Low temperature thermochronology techniques (AFTA, apatite (U-Th)/He dating) are commonly employed to study uplift of elevated passive continental margins (EPCMs). Such studies traditionally focus on basement terrains lacking sedimentary cover, with results commonly presented in terms of continuous cooling/exhumation, assuming that margins represent long-lived highs having undergone continual emergence. However, studies of EPCMs where sedimentary cover is preserved reveal more complex histories, involving multiple episodes of burial and subsequent exhumation. The presence of sedimentary cover allows use of complementary techniques such as vitrinite reflectance and sonic velocity to constrain the burial and exhumation history. Consistent results from multiple, independently calibrated techniques provide confident interpretations.

Our studies in West and East Greenland and NE Brazil have shown that these margins underwent subsidence and burial following rifting/separation, and episodic uplift began much later. We believe that similar histories are common to all passive margins, with absence of sedimentary cover reflecting erosional removal, rather than non-deposition. Such histories cannot be explained by current tectonic theories, in which margins (dominated by basement) conventionally represent areas of progressive emergence and erosion, while offshore sedimentary basins undergo progressive subsidence and burial.

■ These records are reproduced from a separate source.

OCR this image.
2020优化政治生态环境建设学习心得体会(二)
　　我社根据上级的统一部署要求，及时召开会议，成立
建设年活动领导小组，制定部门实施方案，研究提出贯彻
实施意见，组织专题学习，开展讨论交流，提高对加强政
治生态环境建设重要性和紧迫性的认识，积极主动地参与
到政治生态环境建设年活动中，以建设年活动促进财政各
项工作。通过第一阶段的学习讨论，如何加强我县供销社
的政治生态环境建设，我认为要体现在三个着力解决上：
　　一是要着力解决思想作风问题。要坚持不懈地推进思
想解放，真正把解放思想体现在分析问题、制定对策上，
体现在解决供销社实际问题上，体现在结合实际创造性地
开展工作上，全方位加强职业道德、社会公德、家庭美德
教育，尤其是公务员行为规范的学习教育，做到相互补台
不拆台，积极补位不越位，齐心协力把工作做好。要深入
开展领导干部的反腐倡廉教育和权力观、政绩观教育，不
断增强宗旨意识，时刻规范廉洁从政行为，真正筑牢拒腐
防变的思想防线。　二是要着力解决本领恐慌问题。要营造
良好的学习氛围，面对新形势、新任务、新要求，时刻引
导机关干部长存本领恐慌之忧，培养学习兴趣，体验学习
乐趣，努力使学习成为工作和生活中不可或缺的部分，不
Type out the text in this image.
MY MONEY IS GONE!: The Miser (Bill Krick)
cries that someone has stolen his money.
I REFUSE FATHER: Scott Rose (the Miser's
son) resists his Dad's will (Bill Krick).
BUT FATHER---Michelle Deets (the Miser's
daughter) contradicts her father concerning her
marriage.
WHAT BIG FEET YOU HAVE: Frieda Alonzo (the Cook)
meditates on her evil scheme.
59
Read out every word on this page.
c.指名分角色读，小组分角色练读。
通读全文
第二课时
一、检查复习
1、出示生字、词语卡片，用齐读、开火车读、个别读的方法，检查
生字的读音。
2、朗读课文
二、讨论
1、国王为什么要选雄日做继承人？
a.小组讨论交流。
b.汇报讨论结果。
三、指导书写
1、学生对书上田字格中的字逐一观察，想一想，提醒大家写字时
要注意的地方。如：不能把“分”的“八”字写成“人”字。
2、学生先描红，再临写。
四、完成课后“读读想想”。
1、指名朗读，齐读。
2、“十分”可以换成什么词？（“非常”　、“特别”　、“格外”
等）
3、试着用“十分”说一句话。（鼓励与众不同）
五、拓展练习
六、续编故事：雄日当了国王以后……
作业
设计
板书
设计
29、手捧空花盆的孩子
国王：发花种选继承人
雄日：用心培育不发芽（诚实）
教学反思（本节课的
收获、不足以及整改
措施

Integration of independent constraints from geological information and the landscape is essential in order to define episodes of re-burial (heating), since thermochronology can reveal only cooling events. Rather than using thermochronology to define landscape development assuming permanent uplift, as is commonly attempted, definition of key landscape elements (regional erosion surfaces and generations of valley incision) provides a framework within which more reliable constraints can be extracted from thermochronology data.

The histories of episodic burial and exhumation revealed by such investigations have major implications for hydrocarbon exploration at passive margins. Episodic exhumation of margins leads to a very different distribution of reservoir horizons offshore. Erosional episodes identified onshore may also affect the offshore region, and tracing the ultimate sediment sink is not straightforward. Planation surfaces onshore often correlate with unconformities offshore, which may be very low angle, due to the regional nature of uplift and erosion, and their significance is often missed. This can lead to errors in assessing former burial depths in the absence of direct constraints (AFTA, VR etc), with consequences to estimation of maturity levels at depth. Only by integrating thermochronological data with geological data and evidence from the landscape can the detailed evolution of EPCMs be determined.

 

AAPG Search and Discovery Article #90130©2011 3P Arctic, The Polar Petroleum Potential Conference & Exhibition, Halifax, Nova Scotia, Canada, 30 August-2 September, 2011.